The boats were all too small to load the nets into. Instead, the people were trying to tow the nets back to the docks, then pull them up onto the dock while the boat went out with a new net. The nets looked way too big for the boats that they were being used in and they had only a bucket of fish in them. They would need to go out further than the tiny boats could go, but it didn’t look like anyone was brave enough to get that far away from land.
“They wouldn’t attack us without going and getting back-up, and we can get a ship from Carthage to anywhere. Maybe head to one of the other kingdoms? Lots of places we could disappear.” The blue-eyed Touched looked at each of us, before ending at Ziggy. “Doesn’t that sound like fun to you?”
“Don’t talk to her.” Eveth cut the boy off.
“We’re meeting Master James in Port Town in a month.” I glared at Fyga. “End of discussion.”
“Eww. Why would you want to go there…” She held up her hands. “Fine. You’re the boss.” Fyga looked at Val. “Or are you the boss?”
“Byler is right, so stop trying to cause problems.” Val shook her head as she looked at me. “What do you think we should do now?” She motioned at the harbor. “There isn’t a Zombie problem here, but if they don’t get one of their fishing ships back, people are going to start starving soon.” Anger crept into the redheaded woman’s voice. “And when there is a food shortage, they’ll start using a lottery.”
“There’s no way for us to know that there will be a ship on the other side of the island.” I held up my hand as Fyga started to speak. “Even if what you say is true, that only means that there is a bunker over there that might have supplies waiting to be sent somewhere else. If this rebel movement is using it as a base, that only means that a ship will eventually stop there and I don’t know if we have time to wait.”
I put my hand on Ziggy’s left shoulder as I guided him out of my way so I could look around the harbor. There was one boat that was larger. It looked like it might have been a longboat for a ship that had been left here.
I turned back to Val. “That doesn’t mean that I don’t want to check out the island. If we can find the hideout, then maybe we can find enough supplies to supplement the food here until we can get help sent from Port Town.”

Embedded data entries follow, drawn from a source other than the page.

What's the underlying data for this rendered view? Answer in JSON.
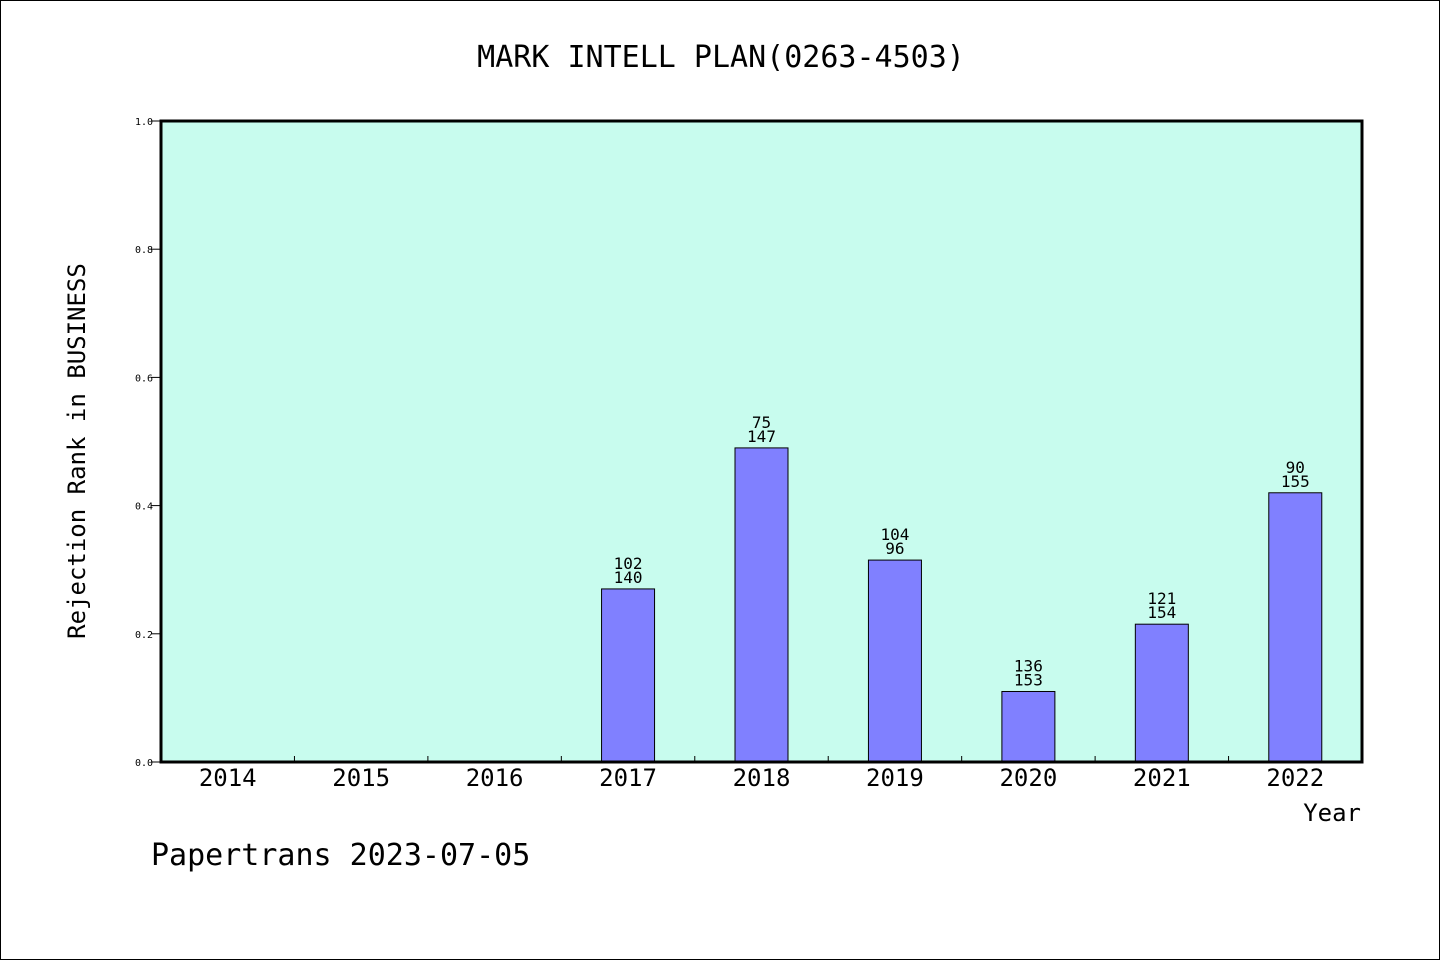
{
  "chart_data": {
    "type": "bar",
    "title": "MARK INTELL PLAN(0263-4503)",
    "xlabel": "Year",
    "ylabel": "Rejection Rank in BUSINESS",
    "ylim": [
      0,
      1.0
    ],
    "yticks": [
      "0.0",
      "0.2",
      "0.4",
      "0.6",
      "0.8",
      "1.0"
    ],
    "categories": [
      "2014",
      "2015",
      "2016",
      "2017",
      "2018",
      "2019",
      "2020",
      "2021",
      "2022"
    ],
    "values": [
      null,
      null,
      null,
      0.27,
      0.49,
      0.315,
      0.11,
      0.215,
      0.42
    ],
    "bar_labels": [
      null,
      null,
      null,
      [
        "102",
        "140"
      ],
      [
        "75",
        "147"
      ],
      [
        "104",
        "96"
      ],
      [
        "136",
        "153"
      ],
      [
        "121",
        "154"
      ],
      [
        "90",
        "155"
      ]
    ],
    "grid": false,
    "colors": {
      "plot_background": "#c8fcee",
      "bar_fill": "#8080ff",
      "bar_stroke": "#000000"
    }
  },
  "footer": {
    "text": "Papertrans 2023-07-05"
  }
}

Fyga nodded at the boat I was looking at. “Can’t the Bokor just commandeer stuff?” She looked at Val. “Wave that sword of yours around.”
“You’re not the one in charge.” Val glared at the younger woman. “Stop trying to give people orders.”
“Yes boss.” Fyga held up her hands.
“Sir.” Eveth moved in front of one of the fishermen as they rolled a barrel past us. “Do you know why that boat isn’t being taken out?”She motioned at the longboat.
“That’s the mayor’s boat, Master Bokor.” The muscular man lowered his head and circled around her before hurrying off with the barrel of fish he was rolling.
“Well.” I looked back towards the center of town. “I guess we’re going to see a man about a boat.”